The Euro continues to be pressured, with a new two-year low below 1.0800. After last week’s meeting, the ECB kept its interest rate unchanged at 0%, while QE could end in the third quarter in line with expectations and may be followed by an interest rate hike thereafter. The net buy target for the APP project in April, May and June will be 40, 30 and 20 billion Euros, respectively. Aside from the ECB’s move, the war in Ukraine is another key factor that is raising the uncertainty of the Eurozone economic recovery.
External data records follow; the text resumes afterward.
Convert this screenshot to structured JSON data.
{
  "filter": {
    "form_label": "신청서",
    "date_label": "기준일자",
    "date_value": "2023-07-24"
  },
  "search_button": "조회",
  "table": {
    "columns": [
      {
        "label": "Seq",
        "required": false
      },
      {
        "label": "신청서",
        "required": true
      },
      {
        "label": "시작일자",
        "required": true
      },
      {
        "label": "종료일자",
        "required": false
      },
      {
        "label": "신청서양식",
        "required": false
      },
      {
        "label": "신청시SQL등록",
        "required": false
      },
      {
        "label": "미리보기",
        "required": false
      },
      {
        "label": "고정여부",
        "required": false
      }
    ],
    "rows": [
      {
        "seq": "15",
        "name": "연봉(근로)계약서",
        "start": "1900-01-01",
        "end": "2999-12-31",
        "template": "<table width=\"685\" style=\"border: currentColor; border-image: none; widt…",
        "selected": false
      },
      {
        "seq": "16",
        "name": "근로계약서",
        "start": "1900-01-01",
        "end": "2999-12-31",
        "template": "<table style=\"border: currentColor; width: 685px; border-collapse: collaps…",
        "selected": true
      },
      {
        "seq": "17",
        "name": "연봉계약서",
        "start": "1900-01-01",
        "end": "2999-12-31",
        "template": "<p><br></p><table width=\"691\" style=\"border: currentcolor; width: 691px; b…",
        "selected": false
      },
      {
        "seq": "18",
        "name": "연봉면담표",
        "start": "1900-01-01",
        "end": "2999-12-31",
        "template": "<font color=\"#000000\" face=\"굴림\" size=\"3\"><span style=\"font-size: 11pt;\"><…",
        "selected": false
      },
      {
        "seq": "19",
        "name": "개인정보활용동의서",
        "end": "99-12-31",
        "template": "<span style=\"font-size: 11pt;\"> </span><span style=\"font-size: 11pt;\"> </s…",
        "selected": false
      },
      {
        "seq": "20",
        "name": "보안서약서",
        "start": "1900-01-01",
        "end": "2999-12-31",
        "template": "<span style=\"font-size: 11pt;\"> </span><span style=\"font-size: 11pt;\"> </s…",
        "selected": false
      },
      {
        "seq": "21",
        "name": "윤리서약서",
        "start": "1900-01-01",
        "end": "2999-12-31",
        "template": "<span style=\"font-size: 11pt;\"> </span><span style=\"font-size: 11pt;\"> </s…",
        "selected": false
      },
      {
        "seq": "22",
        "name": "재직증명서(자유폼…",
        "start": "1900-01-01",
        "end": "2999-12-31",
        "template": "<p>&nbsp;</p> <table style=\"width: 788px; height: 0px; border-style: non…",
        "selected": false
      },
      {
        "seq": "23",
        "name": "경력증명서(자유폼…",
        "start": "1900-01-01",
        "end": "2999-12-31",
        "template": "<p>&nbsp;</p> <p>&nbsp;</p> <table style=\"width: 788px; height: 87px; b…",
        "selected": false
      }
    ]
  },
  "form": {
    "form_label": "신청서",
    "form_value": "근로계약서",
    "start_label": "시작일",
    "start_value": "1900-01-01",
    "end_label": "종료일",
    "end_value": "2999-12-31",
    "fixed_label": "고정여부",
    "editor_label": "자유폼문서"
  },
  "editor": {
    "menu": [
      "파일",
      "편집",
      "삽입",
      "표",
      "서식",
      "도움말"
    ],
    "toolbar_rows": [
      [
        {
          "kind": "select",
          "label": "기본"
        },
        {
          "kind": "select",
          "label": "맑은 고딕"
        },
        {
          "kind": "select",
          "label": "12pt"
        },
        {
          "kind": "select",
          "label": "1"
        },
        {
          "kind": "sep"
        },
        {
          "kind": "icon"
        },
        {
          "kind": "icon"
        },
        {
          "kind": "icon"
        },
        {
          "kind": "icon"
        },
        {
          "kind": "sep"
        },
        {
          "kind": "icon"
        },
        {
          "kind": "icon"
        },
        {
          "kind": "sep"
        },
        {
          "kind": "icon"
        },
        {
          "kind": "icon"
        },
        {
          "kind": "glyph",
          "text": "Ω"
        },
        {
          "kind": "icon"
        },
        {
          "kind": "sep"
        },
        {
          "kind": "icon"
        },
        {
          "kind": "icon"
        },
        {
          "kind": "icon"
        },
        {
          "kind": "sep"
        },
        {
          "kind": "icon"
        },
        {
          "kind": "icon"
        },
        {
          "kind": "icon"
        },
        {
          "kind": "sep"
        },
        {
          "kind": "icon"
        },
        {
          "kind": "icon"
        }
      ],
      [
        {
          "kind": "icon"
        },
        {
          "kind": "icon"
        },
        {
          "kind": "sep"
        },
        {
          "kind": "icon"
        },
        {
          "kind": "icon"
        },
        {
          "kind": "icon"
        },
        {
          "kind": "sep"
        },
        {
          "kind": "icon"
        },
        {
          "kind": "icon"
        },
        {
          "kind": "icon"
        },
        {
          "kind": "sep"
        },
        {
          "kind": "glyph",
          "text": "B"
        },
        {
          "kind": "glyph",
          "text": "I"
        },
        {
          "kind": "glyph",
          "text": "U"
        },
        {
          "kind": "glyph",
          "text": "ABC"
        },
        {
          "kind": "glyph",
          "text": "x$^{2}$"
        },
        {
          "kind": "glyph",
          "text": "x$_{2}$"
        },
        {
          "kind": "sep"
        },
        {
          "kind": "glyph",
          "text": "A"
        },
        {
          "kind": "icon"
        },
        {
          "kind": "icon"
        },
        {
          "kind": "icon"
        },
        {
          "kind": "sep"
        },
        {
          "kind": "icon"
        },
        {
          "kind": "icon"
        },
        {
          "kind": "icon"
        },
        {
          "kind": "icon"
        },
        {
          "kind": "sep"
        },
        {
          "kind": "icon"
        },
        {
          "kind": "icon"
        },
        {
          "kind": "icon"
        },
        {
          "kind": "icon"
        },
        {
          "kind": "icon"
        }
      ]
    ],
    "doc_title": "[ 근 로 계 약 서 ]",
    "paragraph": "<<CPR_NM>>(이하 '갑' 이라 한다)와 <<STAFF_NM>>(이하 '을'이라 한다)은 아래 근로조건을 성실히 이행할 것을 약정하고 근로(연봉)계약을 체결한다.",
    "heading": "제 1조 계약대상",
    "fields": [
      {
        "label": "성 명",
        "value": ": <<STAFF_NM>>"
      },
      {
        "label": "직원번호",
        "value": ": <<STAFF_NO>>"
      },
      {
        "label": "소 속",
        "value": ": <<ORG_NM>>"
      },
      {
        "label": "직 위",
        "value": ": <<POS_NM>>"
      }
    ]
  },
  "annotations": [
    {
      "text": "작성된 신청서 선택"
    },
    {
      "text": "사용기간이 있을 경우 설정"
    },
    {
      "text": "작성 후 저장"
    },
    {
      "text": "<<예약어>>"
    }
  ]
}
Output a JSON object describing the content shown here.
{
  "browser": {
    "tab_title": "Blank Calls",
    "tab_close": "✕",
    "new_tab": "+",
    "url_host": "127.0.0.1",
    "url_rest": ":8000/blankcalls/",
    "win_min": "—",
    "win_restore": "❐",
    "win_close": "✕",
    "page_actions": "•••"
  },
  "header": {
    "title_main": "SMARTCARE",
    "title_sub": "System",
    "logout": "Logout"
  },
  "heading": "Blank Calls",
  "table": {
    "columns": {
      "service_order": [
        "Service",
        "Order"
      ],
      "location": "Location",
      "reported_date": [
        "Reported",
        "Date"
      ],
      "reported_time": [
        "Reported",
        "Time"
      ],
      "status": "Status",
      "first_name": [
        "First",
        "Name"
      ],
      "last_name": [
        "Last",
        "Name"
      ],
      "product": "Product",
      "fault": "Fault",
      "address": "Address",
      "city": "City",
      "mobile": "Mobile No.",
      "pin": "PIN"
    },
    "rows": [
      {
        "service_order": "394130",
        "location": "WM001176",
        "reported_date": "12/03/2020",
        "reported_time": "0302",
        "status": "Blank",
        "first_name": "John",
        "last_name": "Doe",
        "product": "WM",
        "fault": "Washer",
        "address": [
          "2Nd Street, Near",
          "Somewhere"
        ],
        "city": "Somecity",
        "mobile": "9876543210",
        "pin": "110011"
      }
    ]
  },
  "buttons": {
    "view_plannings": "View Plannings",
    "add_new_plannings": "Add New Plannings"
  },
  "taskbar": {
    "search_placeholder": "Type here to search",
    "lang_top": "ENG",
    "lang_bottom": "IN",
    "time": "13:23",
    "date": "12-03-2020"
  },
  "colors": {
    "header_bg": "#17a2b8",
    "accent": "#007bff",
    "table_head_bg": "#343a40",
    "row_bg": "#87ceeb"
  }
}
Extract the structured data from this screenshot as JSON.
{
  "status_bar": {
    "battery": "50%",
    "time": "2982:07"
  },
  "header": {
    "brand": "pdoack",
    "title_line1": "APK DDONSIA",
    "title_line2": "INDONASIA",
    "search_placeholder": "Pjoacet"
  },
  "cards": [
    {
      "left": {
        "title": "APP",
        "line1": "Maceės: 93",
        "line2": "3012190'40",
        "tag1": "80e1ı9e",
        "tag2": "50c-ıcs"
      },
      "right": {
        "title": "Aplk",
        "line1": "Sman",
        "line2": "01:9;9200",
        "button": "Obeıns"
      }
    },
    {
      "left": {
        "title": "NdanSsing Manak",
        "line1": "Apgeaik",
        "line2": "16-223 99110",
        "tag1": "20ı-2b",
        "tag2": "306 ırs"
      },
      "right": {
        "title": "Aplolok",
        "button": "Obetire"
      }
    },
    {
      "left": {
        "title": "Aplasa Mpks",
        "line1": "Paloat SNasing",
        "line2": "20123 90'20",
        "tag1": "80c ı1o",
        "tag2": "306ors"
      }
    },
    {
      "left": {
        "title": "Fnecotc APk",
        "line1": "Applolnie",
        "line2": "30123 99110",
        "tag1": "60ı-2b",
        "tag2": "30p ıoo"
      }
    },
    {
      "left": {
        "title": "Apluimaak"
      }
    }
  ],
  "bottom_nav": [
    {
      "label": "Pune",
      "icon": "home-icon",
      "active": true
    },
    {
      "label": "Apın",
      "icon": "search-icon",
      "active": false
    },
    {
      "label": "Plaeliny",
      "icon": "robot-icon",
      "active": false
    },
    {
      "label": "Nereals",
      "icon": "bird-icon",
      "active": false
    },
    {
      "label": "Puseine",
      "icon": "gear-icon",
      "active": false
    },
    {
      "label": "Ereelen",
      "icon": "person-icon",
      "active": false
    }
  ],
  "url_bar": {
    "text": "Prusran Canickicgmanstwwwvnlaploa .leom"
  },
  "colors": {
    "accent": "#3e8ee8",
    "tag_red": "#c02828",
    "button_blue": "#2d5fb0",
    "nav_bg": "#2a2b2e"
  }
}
As the week started, EURUSD continued its decline into the third week. On the strength of the US Dollar, the USDIndex remains in the high zone of 100.66, in line with a new high in the US 10-year Treasury yield, which this morning hit a new high of 2.88%, the highest in more than three years.
Key events to keep an eye out for this week include preliminary reports of PMI numbers for both the US and the Eurozone including the movements of the central bank. There will be a speech from Fed chief hawk Bullard tonight (April 18) and from Fed Chairman Powell on Thursday. ECB President Lagarde has speeches on Thursday and Friday.
From a technical perspective, the EURUSD pair in the Daily timeframe remains stuck in the broadening falling wedge price pattern that has been forming since the death cross in July last year. So there’s a chance we’ll see a reversal from testing the year’s low zone again (corresponding to a continuous divergence in the H4 timeframe), with the first resistance at the 1.0930 zone and the next resistance at the month high zone at 1.1180. On the other hand, if the pair continues to decline there will be a key support in the March 2020 low zone at 1.0640, which marked the beginning of the coronavirus crisis in Europe & North America.